Strolling down First Street has not been a thing for a few weeks due to surgery on my leg. Considering what to write, I thought I’d revisit a few of the many jobs I had prior to finding my long-time profession. As Lois Requist said in her last column, this is all about me. So if you’re not interested you can stop right here. What were the job options for a female graduate with a B.A. in art history from Cal in the late 1960s and early 1970s— in short nothing in art history and just about everything else.
My very first real job out of college was working for the architect William Pereira in his offices on the Miracle Mile in Los Angeles. Pereira has designed the master plan for the city of Irvine and the L.A. International Airport and had ties to Hollywood He had been on the cover of Time magazine and was on the cutting edge in his field. Pereira was a handsome bloke, dressing all in black, with heavily starched white shirts, and a head of wavy silver hair. His arrival at the office in a chauffeured driven Rolls Royce Silver Cloud was observed with great fanfare. The secretaries were all gorgeous and received fresh flowers for their desks every few days. I was hired to research airports around the world and pass my findings on to the designers. Later, they moved me to Publications as an assistant to the woman who designed elaborate reports for the clients. We took many trips to the Irvine Ranch office — Urbana — after Pereira’s alma mater. We’d finish our work early and then head out to South Coast Plaza for shopping, at that time the last word in fashion. Later, Pereira would design the Transamerica pyramid in San Francisco, hugely controversial at the time.
One of my earliest jobs was as one of three house models for I Magnin in San Francisco, located on the rarified Third Floor where the designer clothes lived. The Third Floor looked like a room out of an early Fred Astaire movie — no clothes. Society women clients sat on little couches and had the clothes brought to them by women of a certain age who had worked there forever. Mr. John’s hat shop was off the main room and the fur department (real fur!!!) was in the back. My job was to dress in a series of designer outfits — Halston, Bill Blass, Norman Norell and others —walk around the store and occasionally do fashion shows. I was involved in demonstrations in Berkeley at the time – People’s Park, Third World Strike, Cambodian invasion; I can’t remember. Would show up to work in a ratty car coat, eyes red from tear gas and sneak into the dressing room to transform myself —hair in a tight bun, full make-up, and I’d slip into a couture creation. The clothes were way too sophisticated for me and even would be now. The initial thrill lasted about a week until boredom set in and I found distraction in the fur department where two witty salesmen spent their time judging, in a dry and hilarious way, what customers wore. Joan Rivers and her daughter Melissa did this years later on the Red Carpet, and it became a hit show.

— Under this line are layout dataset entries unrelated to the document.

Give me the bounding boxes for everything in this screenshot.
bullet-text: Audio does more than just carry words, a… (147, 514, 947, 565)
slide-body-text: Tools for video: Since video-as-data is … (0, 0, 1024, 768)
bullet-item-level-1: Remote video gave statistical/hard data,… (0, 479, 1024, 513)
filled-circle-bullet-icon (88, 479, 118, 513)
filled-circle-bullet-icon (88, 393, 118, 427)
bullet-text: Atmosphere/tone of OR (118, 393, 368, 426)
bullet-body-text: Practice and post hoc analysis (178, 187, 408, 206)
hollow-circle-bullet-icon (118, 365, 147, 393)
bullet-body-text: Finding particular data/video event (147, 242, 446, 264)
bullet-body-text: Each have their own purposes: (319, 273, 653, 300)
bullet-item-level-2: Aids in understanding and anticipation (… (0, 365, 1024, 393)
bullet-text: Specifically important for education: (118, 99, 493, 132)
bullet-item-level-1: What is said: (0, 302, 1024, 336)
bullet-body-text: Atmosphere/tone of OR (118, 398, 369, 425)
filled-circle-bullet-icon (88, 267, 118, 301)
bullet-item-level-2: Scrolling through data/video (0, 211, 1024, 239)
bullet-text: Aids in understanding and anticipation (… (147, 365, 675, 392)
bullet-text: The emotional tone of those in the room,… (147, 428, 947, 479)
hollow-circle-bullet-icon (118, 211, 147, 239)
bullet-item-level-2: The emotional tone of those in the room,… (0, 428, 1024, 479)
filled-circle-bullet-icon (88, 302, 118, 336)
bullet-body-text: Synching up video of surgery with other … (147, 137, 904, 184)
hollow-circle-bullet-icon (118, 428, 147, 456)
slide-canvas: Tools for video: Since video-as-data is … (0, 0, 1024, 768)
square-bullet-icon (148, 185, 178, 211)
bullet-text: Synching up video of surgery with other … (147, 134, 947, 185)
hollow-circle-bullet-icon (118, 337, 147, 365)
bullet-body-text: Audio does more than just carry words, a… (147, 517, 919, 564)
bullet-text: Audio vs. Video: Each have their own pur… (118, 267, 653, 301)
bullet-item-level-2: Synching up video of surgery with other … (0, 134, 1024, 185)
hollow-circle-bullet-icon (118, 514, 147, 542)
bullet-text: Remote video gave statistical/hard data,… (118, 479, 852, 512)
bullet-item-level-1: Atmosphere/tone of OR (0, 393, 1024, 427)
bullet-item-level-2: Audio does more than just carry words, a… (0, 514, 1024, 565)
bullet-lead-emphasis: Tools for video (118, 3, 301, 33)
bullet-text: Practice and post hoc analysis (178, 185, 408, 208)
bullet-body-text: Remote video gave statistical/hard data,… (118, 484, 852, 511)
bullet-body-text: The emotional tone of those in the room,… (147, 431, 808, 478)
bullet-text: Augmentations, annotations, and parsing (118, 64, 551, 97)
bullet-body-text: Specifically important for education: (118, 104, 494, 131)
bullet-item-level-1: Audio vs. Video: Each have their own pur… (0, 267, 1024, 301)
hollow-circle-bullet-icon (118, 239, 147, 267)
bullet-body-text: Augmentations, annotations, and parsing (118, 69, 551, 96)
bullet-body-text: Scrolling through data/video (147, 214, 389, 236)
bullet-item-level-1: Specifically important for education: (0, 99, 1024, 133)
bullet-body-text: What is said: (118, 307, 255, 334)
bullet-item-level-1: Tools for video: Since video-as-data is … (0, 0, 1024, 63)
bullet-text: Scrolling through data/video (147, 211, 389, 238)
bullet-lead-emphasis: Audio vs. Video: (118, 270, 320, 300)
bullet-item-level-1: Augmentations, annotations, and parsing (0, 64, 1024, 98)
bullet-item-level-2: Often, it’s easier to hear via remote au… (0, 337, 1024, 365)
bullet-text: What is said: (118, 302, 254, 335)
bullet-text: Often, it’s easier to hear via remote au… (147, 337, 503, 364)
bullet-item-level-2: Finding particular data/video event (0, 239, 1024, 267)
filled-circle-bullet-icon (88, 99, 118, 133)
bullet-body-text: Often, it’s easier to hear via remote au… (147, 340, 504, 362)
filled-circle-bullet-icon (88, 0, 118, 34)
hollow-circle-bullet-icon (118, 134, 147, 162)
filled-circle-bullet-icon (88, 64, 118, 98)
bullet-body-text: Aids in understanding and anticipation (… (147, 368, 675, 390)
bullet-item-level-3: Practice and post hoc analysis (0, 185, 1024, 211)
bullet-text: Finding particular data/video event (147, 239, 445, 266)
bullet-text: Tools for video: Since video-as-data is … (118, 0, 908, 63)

In Oakland, got a job as assistant to a one-man ad agency. The work was easy, doing layouts and paste-ups for newspaper ads and answering the phone. The down side was that he liked to yell which made me anxious. He also would lunge at me and then laugh uproariously. Today it would be called sexual harassment; then it was something to put up with or lose your job. His behavior was unpredictable. A toxic work environment, for sure. I remember having to pick something up at his house where his family was watching the moon landing on TV. How I wished I could be on the moon. One small step for woman kind.
I was hired to run the Alameda County office for the Tunney for Senate Campaign. Our office was an abandoned, fast food chicken eatery with a big chicken on the roof. (Not a real chicken.) My job was to put the volunteers to work, addressing and stuffing envelopes, phones, precinct walking, etc. The big event was the major fundraising dinner with Senator Edmond Muskie of Maine as special guest. Looking for the perfect outfit, I went to Union Street, the height of hip shops at the time, and chose an all white jumpsuit, a bohemian look with ties across a bare midriff — a nod to Cher. My job was to escort Senator Muskie in to dinner. When the time came, he took one look at me, quickly backed away, and hurried in on his own. I had failed to consider that my idea of dinner wear in Berkeley may not have been de rigeur in Maine. Tunney, on the other hand, commented in his Kennedyesque accent, “My, you’re looking well.”
Sarah Beserra is an artist, writer, Dharma practitioner and former lobbyist.